Starting in Beirut in 1972, it introduces American diplomat Mason Skiles (Jon Hamm) as chief negotiator for his government in Lebanon and a key player in the local region. The reception he’s hosting for a group of visiting US congressmen takes a sudden, violent turn south, leaving his good friend CIA agent Cal Riley (Mark Pellegrino) grappling with a heavy conscience.
Ten years later Mason is back in the States running a small-time mediation firm before he is coerced into returning to Beirut by the CIA. Upon his arrival he is greeted by Col. Gary Ruzak (Shea Whigham), Donald Gaines (Dean Norris), Ambassador Frank Whalen (Larry Pine) and Sandy Parker (Rosamund Pike), who tell him Cal has been kidnapped and his captors have specifically asked for Mason to negotiate his freedom.

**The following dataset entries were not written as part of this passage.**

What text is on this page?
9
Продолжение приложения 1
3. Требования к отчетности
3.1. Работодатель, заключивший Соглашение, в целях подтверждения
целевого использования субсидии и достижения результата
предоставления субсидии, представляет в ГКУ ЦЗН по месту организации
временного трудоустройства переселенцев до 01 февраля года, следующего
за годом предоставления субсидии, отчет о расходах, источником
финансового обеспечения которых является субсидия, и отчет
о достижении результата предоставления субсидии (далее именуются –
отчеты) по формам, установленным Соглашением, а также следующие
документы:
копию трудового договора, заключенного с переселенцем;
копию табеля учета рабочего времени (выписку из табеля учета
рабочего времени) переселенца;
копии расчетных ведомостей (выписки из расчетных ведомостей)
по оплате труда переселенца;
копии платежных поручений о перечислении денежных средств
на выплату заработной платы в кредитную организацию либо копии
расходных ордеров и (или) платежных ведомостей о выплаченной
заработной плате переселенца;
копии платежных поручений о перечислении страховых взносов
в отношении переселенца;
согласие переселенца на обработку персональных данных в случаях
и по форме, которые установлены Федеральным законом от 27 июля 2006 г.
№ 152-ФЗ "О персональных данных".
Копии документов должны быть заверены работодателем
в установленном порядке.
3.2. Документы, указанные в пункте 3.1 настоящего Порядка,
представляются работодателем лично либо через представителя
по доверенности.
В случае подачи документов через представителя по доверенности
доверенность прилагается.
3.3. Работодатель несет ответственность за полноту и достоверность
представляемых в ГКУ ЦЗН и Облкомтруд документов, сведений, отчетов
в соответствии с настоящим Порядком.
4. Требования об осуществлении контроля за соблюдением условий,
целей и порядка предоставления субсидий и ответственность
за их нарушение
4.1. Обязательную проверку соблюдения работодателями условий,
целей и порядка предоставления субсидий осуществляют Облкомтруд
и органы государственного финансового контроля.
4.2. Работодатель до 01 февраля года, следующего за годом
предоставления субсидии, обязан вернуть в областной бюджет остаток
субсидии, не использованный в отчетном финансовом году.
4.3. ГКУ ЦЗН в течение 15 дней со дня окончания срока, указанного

Mason has long since hit the bottle but still possesses a sharp negotiating mind, although the real-end game is going on between those who forced him to come back to a city he desperately wants to forget for personal reasons. The bad guys aren’t necessarily only those holding rocket launchers and semi-automatics with Gilroy’s script pointing the finger of blame at most of the parties vying against each other for power in the region.

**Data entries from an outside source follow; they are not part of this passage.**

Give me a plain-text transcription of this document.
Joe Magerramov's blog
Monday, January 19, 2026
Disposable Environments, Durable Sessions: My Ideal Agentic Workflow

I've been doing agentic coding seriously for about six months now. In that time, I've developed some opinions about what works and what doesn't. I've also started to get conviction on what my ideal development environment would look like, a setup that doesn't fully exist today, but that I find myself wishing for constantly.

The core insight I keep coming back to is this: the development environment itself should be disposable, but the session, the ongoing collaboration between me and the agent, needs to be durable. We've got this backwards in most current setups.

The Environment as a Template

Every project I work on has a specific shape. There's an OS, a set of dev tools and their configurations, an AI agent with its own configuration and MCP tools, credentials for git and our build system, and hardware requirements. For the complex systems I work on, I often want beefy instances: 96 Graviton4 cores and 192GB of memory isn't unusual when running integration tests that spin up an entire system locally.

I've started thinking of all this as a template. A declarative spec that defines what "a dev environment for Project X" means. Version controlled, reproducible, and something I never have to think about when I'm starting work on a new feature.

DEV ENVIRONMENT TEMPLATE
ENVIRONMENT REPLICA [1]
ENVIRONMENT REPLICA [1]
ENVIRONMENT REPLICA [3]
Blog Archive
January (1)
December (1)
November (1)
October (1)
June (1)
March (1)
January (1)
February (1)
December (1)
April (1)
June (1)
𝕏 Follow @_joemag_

Hamm isn’t once asked to pick up a gun in anger and it’s left to his gift of the gab to get him out of – and into – some tricky spots. For such a simple plot the narrative becomes unnecessarily convoluted in places, with names of interested parties being thrown about and serious looking men in suits saying some very serious things. Perhaps unsurprisingly, the Americans are the only ones given much attention, with Arab voices restricted to moments of anger and violence and little insight as to their political motivation. Perhaps the belief is the audience interested in this sort of film will already have an understanding of the wider scale issues which, if true, would automatically narrow down its chances of success.

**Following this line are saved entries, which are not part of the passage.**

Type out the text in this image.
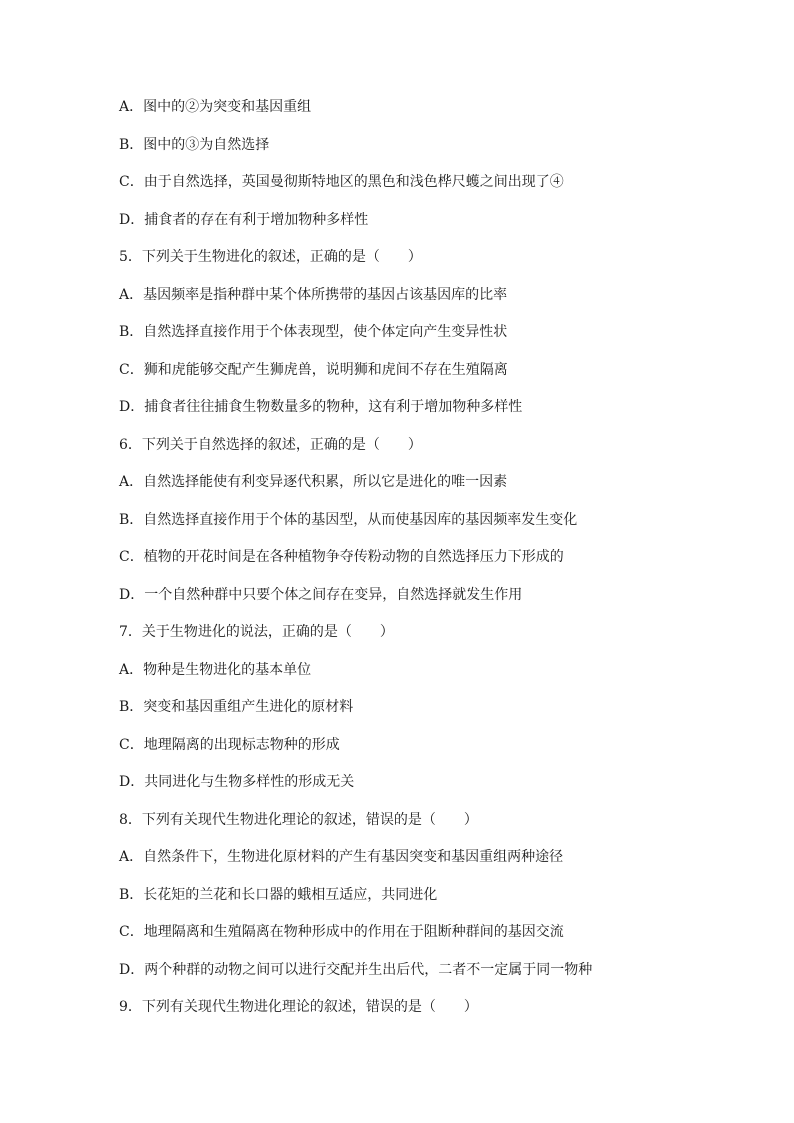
A．图中的②为突变和基因重组
B．图中的③为自然选择
C．由于自然选择，英国曼彻斯特地区的黑色和浅色桦尺蠖之间出现了④
D．捕食者的存在有利于增加物种多样性
5．下列关于生物进化的叙述，正确的是（　　）
A．基因频率是指种群中某个体所携带的基因占该基因库的比率
B．自然选择直接作用于个体表现型，使个体定向产生变异性状
C．狮和虎能够交配产生狮虎兽，说明狮和虎间不存在生殖隔离
D．捕食者往往捕食生物数量多的物种，这有利于增加物种多样性
6．下列关于自然选择的叙述，正确的是（　　）
A．自然选择能使有利变异逐代积累，所以它是进化的唯一因素
B．自然选择直接作用于个体的基因型，从而使基因库的基因频率发生变化
C．植物的开花时间是在各种植物争夺传粉动物的自然选择压力下形成的
D．一个自然种群中只要个体之间存在变异，自然选择就发生作用
7．关于生物进化的说法，正确的是（　　）
A．物种是生物进化的基本单位
B．突变和基因重组产生进化的原材料
C．地理隔离的出现标志物种的形成
D．共同进化与生物多样性的形成无关
8．下列有关现代生物进化理论的叙述，错误的是（　　）
A．自然条件下，生物进化原材料的产生有基因突变和基因重组两种途径
B．长花矩的兰花和长口器的蛾相互适应，共同进化
C．地理隔离和生殖隔离在物种形成中的作用在于阻断种群间的基因交流
D．两个种群的动物之间可以进行交配并生出后代，二者不一定属于同一物种
9．下列有关现代生物进化理论的叙述，错误的是（　　）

Anderson's direction is functional and he struggles to give a clear representation of the city beyond the crumbling architecture and typical war-torn imagery. Showing the occasional shelled out building, heavily armed checkpoint or mosque covered skyline is a cut and paste method of showing life for those stuck in Beirut. Björn Charpentier’s cinematography does manage to create a more handsome aesthetic than you might expect for such a small budget film which ensures it has widescreen cinematic appeal.
The casting of Jon Hamm is a good fit as the charismatic negotiator, an actor who should never be cast in anything that doesn't require him to wear a suit while carrying a drink in his hand. For all his good work there is a lack of urgency and the stakes always feel low, despite the high-risk gambles being made, and aside from one or two moments of noteworthy drama the film is mostly flat and non-dimensional. At one time this may have been a dangerous script to adapt, but 27 years later it plays out like a product of its time.